Mercury Energy also implemented several reforms to enable its customers to avoid disconnection. These included introducing proactive communication and several check points to identify vulnerable customers (Eweje & Wu, 2010). Improved communication was expected to enable the company to understand the concerns of its customers. The main strength of the reforms is that they will enable the company to act in an ethical manner by determining and fulfilling the needs of its customers. However, the effectiveness of the reforms will depend on the extent to which they will be implemented by the company. The reforms will be ineffective if they are not fully implemented. This is likely to happen if the community and interest groups fail to monitor the company’s commitment to act in their interest.
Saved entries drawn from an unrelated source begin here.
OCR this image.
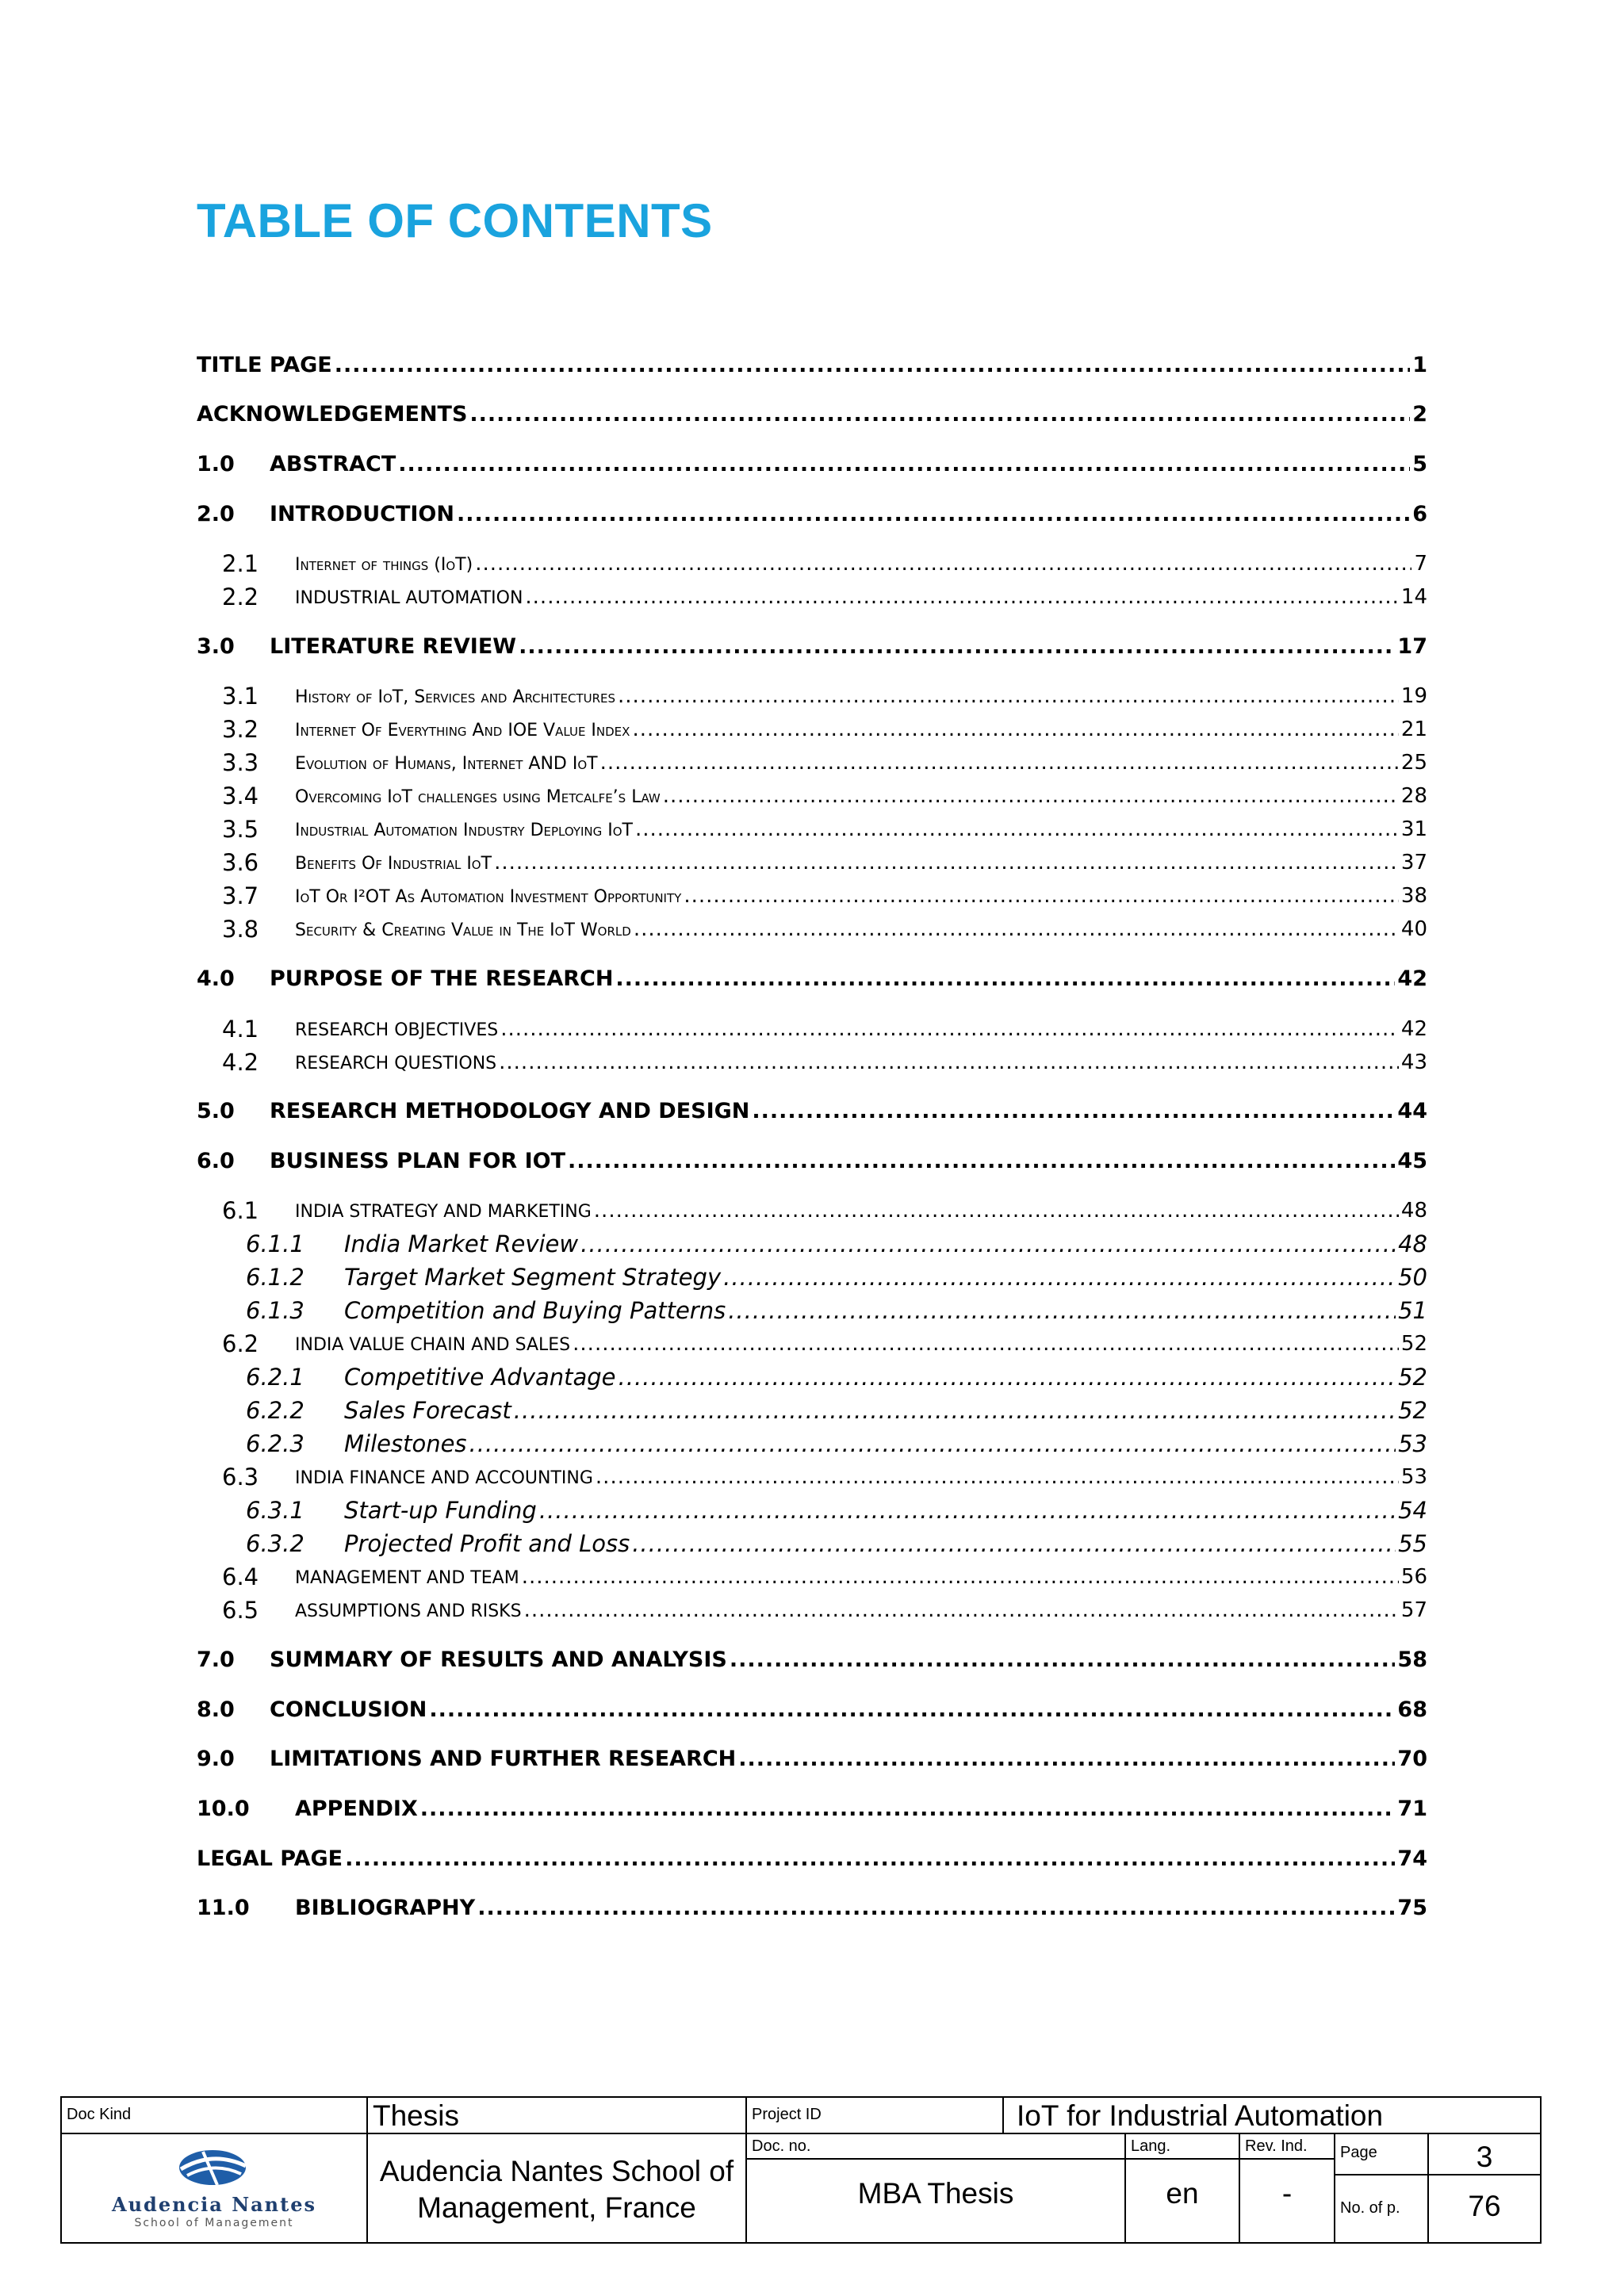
TABLE OF CONTENTS
TITLE PAGE .....	1
ACKNOWLEDGEMENTS .....	2
1.0 ABSTRACT .....	5
2.0 INTRODUCTION .....	6
2.1 Internet of things (IoT) .....	7
2.2 INDUSTRIAL AUTOMATION .....	14
3.0 LITERATURE REVIEW .....	17
3.1 History of IoT, Services and Architectures .....	19
3.2 Internet Of Everything And IOE Value Index .....	21
3.3 Evolution of Humans, Internet AND IoT .....	25
3.4 Overcoming IoT challenges using Metcalfe’s Law .....	28
3.5 Industrial Automation Industry Deploying IoT .....	31
3.6 Benefits Of Industrial IoT .....	37
3.7 IoT Or I²OT As Automation Investment Opportunity .....	38
3.8 Security & Creating Value in The IoT World .....	40
4.0 PURPOSE OF THE RESEARCH .....	42
4.1 RESEARCH OBJECTIVES .....	42
4.2 RESEARCH QUESTIONS .....	43
5.0 RESEARCH METHODOLOGY AND DESIGN .....	44
6.0 BUSINESS PLAN FOR IOT .....	45
6.1 INDIA STRATEGY AND MARKETING .....	48
6.1.1 India Market Review .....	48
6.1.2 Target Market Segment Strategy .....	50
6.1.3 Competition and Buying Patterns .....	51
6.2 INDIA VALUE CHAIN AND SALES .....	52
6.2.1 Competitive Advantage .....	52
6.2.2 Sales Forecast .....	52
6.2.3 Milestones .....	53
6.3 INDIA FINANCE AND ACCOUNTING .....	53
6.3.1 Start-up Funding .....	54
6.3.2 Projected Profit and Loss .....	55
6.4 MANAGEMENT AND TEAM .....	56
6.5 ASSUMPTIONS AND RISKS .....	57
7.0 SUMMARY OF RESULTS AND ANALYSIS .....	58
8.0 CONCLUSION .....	68
9.0 LIMITATIONS AND FURTHER RESEARCH .....	70
10.0 APPENDIX .....	71
LEGAL PAGE .....	74
11.0 BIBLIOGRAPHY .....	75
Doc Kind	Thesis	Project ID	IoT for Industrial Automation
Audencia Nantes
School of Management
Audencia Nantes School of Management, France
Doc. no.
MBA Thesis
Lang.
en
Rev. Ind.
-
Page	3
No. of p.	76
In addition, the reluctance of the Electricity Commission to regulate the energy industry will provide opportunities to Mercury Energy to avoid implementing the reforms.


The decision by Mercury Energy and its contractor to disconnect Muliaga’s electricity supply was unethical. The decision indicated that the company was not not interested in addressing the needs of the community that it served. The contractor did not take any initiative to inquire about Muliaga’s health before disconnecting her electricity supply. Moreover, Mercury Energy failed to provide adequate information to enable Muliaga to be included in the list of customers who were to be exempted from disconnection. It is apparent that the death of Muliaga could have been avoided if the two companies had acted in a responsible and ethical manner. Nonetheless, both the Electricity Commission and Mercury Energy have adopted reforms to enable vulnerable customers to avoid unnecessary disconnections in future.


Bridgman, T. (2010). Beyond the manager’s moral dilemma: Rethinking the idea-type business case. Journal of Business Ethicks, 94(1), 311-322.

Eweje, G., & Wu, M. (2010). Corporate response to an ethical incident: The case of an energy company in New Zealand. Business Ethics European Review, 19(4), 379-389.

Ferrell, O., & Fraedrich, J. (2013). Business ethics: Ethical decision making and case studies. New York, NY: McGraw-Hill.

Jennings, M. (2011). Business ethics: Case studies and selected readings. London, England: Palgrave.

Schwartz, M. (2007). The business ethics of management theory. Journal of Management History, 13(1), 43-54.

Tran, B. (2010). International business ethics. Journal of International Trade Law and Policy, 9(3), 236-255.

Trevino, L., & Nelsons, K. (2010). Managing buiness ethics. New York, NY: McGraw-Hill.